Is sherry cask whiskey Kosher?


Article: How is your Scotch “finished”?

Aging whisky is an art that endeavors to produce optimal taste and smoothness with a precise blend of ingredients and methods. Many producers (specifically of Scotch whiskies) have reintroduced the practice of storing the spirit in casks that were previously used for wine, called “sherry finishing.” Contemporary poskim question whether this process may place the resulting spirits under the issur d’rabbanan (Rabbinic restriction) of stam yainam (wine produced by non-Jews). The wine product that remains absorbed in the walls of the empty casks would seemingly be halachically insignificant according to the principle of bittul b’shishim (nullified by a volume of sixty times to one) —or even, as in some cases of stam yainam, bittul b’shishah (six parts to one). However, there are caveats that override the dispensation of bittul: If the sherry imparts a distinct flavor to the whisky—milsa d’avida l’taama (something added to provide taste)—it cannot be batel; in addition, whisky matured in sherry-infused barrels may be considered derech asiyaso b’kach (the recipe usually includes this ingredient) and likewise not subject to the rule of bittul.*

One aspect of matured whisky which is controversial—among the whisky-makers, as well—is whether the wine actually adds flavor to the end-product. Some maintain that it is simply the quality of the wood that helps the whisky process or, as some experts posit, the earlier production of the sherry neutralizes the negative effects new wood casks would have on the whisky. If either is the case, the sherry would indeed be batel.

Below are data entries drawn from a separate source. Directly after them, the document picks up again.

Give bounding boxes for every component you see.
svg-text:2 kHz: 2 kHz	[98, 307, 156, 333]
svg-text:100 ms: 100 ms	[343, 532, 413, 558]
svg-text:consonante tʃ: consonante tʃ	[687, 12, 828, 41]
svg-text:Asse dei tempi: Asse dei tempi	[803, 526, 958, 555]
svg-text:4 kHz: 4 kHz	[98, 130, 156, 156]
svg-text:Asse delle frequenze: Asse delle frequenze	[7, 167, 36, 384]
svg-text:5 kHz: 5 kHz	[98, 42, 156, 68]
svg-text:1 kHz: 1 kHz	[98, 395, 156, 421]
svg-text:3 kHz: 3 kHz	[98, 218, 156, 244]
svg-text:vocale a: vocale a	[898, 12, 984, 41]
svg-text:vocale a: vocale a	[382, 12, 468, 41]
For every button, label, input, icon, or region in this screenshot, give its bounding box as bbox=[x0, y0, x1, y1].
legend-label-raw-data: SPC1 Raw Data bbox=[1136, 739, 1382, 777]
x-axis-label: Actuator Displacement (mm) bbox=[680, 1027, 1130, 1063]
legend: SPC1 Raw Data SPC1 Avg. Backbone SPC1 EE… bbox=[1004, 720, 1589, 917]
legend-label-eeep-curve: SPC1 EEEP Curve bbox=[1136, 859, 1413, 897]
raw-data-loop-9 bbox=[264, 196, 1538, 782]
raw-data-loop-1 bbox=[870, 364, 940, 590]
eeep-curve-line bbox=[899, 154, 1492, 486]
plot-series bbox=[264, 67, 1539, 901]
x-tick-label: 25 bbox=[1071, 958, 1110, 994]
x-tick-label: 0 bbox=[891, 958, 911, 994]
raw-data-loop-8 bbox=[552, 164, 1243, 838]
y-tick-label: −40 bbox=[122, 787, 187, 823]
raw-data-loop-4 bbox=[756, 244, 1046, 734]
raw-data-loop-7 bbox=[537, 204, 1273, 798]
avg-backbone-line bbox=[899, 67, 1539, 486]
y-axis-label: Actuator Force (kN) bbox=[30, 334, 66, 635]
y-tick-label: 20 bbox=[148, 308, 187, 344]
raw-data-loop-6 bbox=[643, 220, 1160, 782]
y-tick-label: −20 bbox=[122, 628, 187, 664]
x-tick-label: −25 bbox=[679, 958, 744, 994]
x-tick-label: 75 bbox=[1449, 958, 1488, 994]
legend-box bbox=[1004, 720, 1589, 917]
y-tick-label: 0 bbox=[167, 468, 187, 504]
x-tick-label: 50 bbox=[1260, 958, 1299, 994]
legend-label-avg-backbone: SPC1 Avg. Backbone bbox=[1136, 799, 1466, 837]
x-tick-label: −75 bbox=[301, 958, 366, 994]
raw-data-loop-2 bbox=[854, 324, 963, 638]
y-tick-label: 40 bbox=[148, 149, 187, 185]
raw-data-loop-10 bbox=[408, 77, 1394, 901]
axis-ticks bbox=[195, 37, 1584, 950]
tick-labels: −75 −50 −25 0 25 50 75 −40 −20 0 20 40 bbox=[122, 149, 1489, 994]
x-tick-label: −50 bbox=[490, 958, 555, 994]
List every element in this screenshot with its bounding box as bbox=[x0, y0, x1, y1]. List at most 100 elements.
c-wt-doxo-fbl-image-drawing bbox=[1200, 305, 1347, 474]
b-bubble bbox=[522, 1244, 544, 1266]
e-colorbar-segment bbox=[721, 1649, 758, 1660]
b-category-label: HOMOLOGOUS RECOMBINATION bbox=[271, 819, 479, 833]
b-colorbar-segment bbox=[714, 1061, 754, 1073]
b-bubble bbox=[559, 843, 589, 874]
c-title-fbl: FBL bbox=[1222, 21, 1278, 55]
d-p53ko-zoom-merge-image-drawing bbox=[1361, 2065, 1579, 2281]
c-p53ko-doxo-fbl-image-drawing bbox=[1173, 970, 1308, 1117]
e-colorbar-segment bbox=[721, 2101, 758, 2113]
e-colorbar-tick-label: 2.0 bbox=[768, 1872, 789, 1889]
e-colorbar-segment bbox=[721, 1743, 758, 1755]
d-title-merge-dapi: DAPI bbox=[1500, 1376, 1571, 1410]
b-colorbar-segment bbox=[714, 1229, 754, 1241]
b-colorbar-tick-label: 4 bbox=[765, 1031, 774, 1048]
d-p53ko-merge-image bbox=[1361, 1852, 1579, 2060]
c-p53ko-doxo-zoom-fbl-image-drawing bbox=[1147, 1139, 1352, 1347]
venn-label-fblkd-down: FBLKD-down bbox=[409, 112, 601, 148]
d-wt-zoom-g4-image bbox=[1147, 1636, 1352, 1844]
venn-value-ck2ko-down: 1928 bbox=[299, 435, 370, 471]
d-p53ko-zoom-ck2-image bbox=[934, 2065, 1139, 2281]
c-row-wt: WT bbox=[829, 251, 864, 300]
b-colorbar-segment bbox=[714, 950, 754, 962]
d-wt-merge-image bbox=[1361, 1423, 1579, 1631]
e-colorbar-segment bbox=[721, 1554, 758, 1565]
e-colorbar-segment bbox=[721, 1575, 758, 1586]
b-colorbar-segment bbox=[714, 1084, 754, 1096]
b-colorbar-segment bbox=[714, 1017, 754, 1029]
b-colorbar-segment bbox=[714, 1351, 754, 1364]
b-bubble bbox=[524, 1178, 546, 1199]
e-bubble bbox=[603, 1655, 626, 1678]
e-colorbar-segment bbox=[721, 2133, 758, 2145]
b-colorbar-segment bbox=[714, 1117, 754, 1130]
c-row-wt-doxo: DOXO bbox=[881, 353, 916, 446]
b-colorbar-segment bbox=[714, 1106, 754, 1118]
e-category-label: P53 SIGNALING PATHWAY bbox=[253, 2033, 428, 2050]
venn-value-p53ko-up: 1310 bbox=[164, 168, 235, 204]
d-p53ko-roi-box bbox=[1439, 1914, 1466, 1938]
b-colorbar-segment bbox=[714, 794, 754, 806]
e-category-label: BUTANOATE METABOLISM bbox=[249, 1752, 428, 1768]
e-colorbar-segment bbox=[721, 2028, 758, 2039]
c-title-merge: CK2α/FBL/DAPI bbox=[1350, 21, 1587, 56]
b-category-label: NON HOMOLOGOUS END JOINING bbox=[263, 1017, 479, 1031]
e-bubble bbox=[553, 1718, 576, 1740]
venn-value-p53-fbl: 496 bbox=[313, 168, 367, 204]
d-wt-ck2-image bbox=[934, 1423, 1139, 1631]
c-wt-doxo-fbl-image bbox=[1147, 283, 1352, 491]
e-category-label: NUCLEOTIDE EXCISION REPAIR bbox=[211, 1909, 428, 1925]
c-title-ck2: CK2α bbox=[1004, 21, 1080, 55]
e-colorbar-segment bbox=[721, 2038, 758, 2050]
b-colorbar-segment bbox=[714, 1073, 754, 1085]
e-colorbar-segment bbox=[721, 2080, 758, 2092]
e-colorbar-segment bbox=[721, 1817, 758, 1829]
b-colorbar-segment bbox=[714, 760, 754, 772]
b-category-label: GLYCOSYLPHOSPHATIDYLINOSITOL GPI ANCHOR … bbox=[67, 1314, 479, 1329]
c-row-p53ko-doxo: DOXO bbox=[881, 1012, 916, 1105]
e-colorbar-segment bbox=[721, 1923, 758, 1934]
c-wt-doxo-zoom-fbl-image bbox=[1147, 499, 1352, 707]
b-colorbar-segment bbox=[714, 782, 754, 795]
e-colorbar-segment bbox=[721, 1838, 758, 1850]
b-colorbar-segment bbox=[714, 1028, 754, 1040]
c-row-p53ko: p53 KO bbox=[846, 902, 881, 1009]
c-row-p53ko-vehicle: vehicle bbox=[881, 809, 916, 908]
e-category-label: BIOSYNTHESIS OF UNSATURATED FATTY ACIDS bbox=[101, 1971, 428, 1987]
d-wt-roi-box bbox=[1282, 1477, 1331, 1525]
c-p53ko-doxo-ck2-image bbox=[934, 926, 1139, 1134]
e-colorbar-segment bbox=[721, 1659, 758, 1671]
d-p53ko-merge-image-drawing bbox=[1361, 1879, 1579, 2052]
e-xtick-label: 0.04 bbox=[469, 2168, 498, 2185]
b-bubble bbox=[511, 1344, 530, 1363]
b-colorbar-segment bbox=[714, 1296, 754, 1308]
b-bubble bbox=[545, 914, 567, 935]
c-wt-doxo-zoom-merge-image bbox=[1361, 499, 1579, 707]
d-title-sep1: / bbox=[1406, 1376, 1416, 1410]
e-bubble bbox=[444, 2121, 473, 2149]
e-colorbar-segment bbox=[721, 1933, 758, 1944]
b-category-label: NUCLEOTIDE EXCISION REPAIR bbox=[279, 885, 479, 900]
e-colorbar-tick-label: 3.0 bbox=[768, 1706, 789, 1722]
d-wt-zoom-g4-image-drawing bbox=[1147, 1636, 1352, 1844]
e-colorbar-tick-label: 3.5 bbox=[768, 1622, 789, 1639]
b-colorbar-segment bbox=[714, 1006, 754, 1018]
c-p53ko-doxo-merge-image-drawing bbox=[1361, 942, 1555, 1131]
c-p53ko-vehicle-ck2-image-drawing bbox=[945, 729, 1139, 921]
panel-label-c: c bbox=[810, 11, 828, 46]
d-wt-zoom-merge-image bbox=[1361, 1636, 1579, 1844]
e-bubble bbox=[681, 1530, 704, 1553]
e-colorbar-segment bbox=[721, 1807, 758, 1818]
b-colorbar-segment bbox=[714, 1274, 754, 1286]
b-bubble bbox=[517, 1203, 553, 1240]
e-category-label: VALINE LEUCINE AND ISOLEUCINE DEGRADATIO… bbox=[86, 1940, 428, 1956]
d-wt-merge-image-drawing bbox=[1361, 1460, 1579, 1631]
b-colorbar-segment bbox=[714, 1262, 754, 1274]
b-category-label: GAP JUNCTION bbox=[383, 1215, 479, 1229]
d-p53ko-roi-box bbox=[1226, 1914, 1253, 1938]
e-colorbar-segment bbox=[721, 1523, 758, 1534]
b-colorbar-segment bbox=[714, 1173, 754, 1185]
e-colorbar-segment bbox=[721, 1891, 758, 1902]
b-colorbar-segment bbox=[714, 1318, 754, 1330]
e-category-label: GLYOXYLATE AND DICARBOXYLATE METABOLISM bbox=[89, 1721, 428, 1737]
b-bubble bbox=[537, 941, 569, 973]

In practice, if people drinking the whisky do not detect the influence of sherry (according to some whisky connoisseurs a short “sherry finishing” once the whisky is already quite aged does not necessarily improve the product) there is room for leniency, since the improved taste may be attributed to any one of many factors. If indeed the improved taste is not attributable to the wine itself, it may be a case of applying the halachic principle of zeh v’zeh gorem (caused both by this [kosher] and by this [non-kosher]): the smooth, fruity flavor is a result of a kosher component (the wood) which is ostensibly at least as important to the product as the non-kosher ingredient (the sherry) and can therefore override it.

In addition, the fact is that sherry finishing is an expensive prospect for whisky producers; bottles not labeled as such are possibly not of concern. However, the kosher consumer should be stringent not to use whisky brands that clearly label their product as having been aged in sherry or other wine casks. Kashrus agencies have listings of the kosher status of many types of spirits—including which whiskies contain sherry, which possibly do, and which are not a problem at all.


*See Halacha #536 for a list of bittul b’shishim exclusions in commercial food production.